Yılmaz Erdoğan’ın ve filmdeki hemen hemen her ismin popülerliği filme halel getirmemiş. Böyle bir pazarlama şekli vardır, iyi oyuncular perdeye yansıyınca gişe başarısı da garantiye alınır. Açıkçası filme giderken biraz bu tedirginliği yaşadım. Ama film bitince önyargım yerle bir oldu.

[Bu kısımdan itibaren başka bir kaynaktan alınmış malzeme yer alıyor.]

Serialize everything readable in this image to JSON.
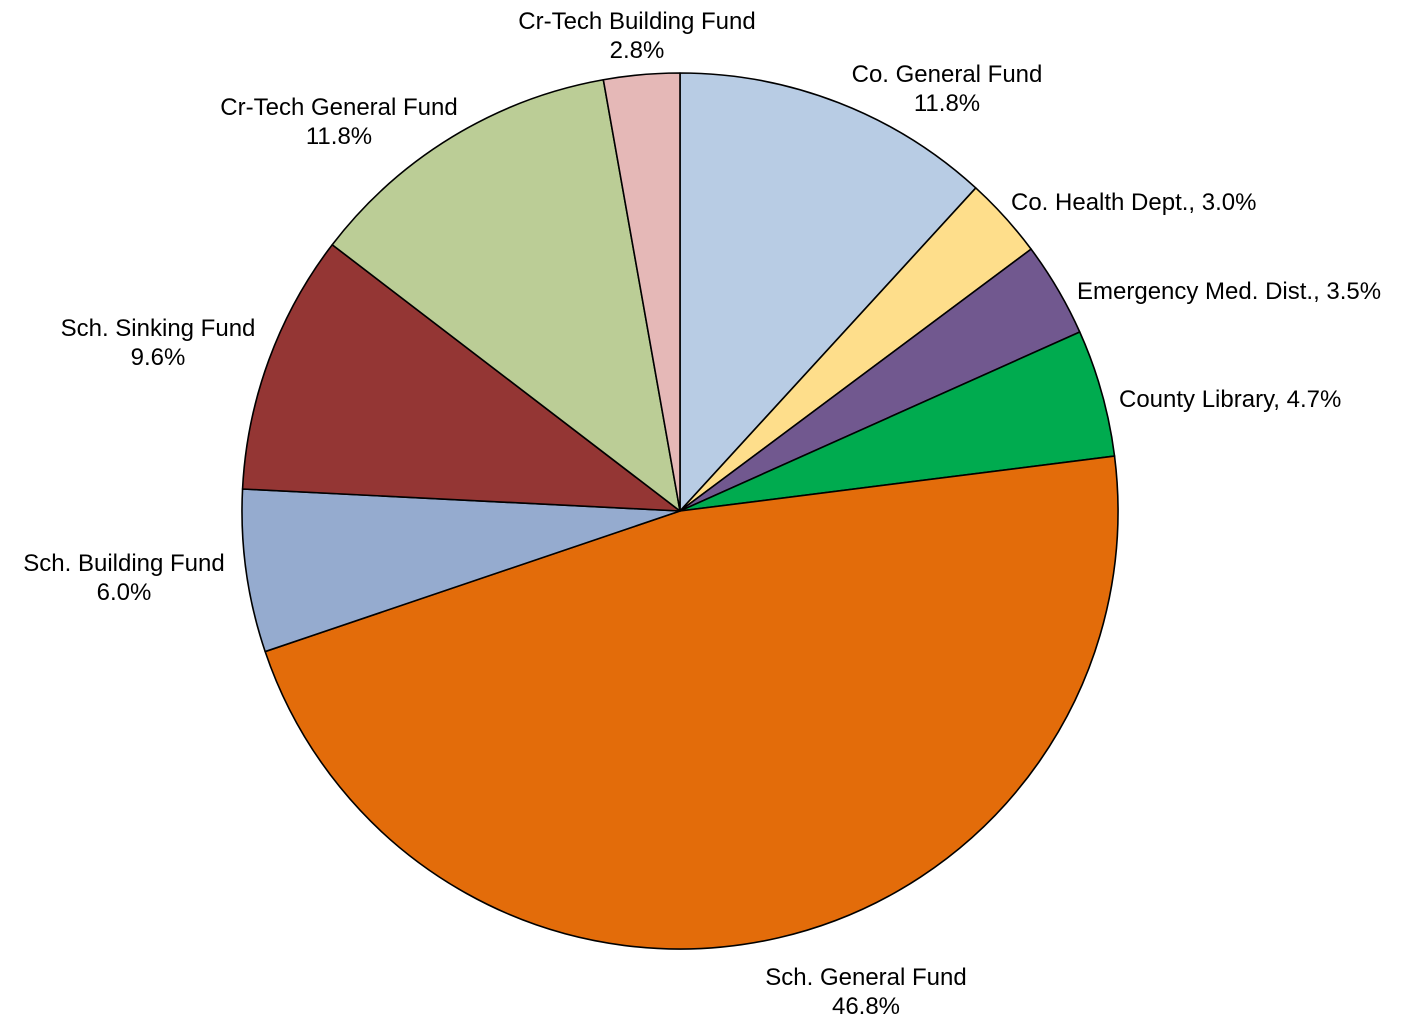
{
  "chart_data": {
    "type": "pie",
    "title": "",
    "start_angle_deg": 0,
    "direction": "clockwise",
    "legend": "none",
    "slices": [
      {
        "label": "Co. General Fund",
        "value": 11.8,
        "percent_label": "11.8%",
        "color": "#b8cce4",
        "label_style": "two-line"
      },
      {
        "label": "Co. Health Dept.",
        "value": 3.0,
        "percent_label": "3.0%",
        "color": "#fede8b",
        "label_style": "inline"
      },
      {
        "label": "Emergency Med. Dist.",
        "value": 3.5,
        "percent_label": "3.5%",
        "color": "#71588f",
        "label_style": "inline"
      },
      {
        "label": "County Library",
        "value": 4.7,
        "percent_label": "4.7%",
        "color": "#00ab4f",
        "label_style": "inline"
      },
      {
        "label": "Sch. General Fund",
        "value": 46.8,
        "percent_label": "46.8%",
        "color": "#e36c0a",
        "label_style": "two-line"
      },
      {
        "label": "Sch. Building Fund",
        "value": 6.0,
        "percent_label": "6.0%",
        "color": "#95abcf",
        "label_style": "two-line"
      },
      {
        "label": "Sch. Sinking Fund",
        "value": 9.6,
        "percent_label": "9.6%",
        "color": "#943634",
        "label_style": "two-line"
      },
      {
        "label": "Cr-Tech General Fund",
        "value": 11.8,
        "percent_label": "11.8%",
        "color": "#bbcd96",
        "label_style": "two-line"
      },
      {
        "label": "Cr-Tech Building Fund",
        "value": 2.8,
        "percent_label": "2.8%",
        "color": "#e5b8b7",
        "label_style": "two-line"
      }
    ]
  }
}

Muzaffer Tayyip Uslu hakkında çok fazla bilgim olmasa da Mert Fırat’ın canlandırdığı şair Rüştü Onur ile ilk tanışmam Servet Kocakaya’nın ilk albümüyle olmuştu. Servet Kocakaya, Zor İş adlı parçasının girişinde Rüştü Onur’a ait, benim de hâlâ ezbere bildiğim tek şiiri okur:
“Ben ölsem be anacığım
Nem var ki sana kalacak
Ceketimi kasap alacak
Pardösümü bakkal
Borcuma mahsuben
Ya şiirlerim
Ya aşklarım ne olacak
Ya sen…
Ya sen nasıl bakacaksın
Ele güne karşı insan yüzüne
Hülasa anacığım
Ne ambarda darım
Ne evde karım var
Çıplak doğurdun beni
Çıplak gideceğim”
Kamera kullanımı, maden sahneleri, kostümler… Yani döneme, şiire, şaire ve aşka fon teşkil eden her şey, hayatlarının merkezine şiiri yerleştirmiş üç şairin hikâyesi eşliğinde, beyaz perdede insanın ruhunu doyuruyor. Filmden çıkınca şiir yazma aşkıyla doluyor insan. Unutmayın, “Şiir, bahanesidir hayatın.”
İzleyin, izlettirin… Sonra bana teşekkür edeceksiniz.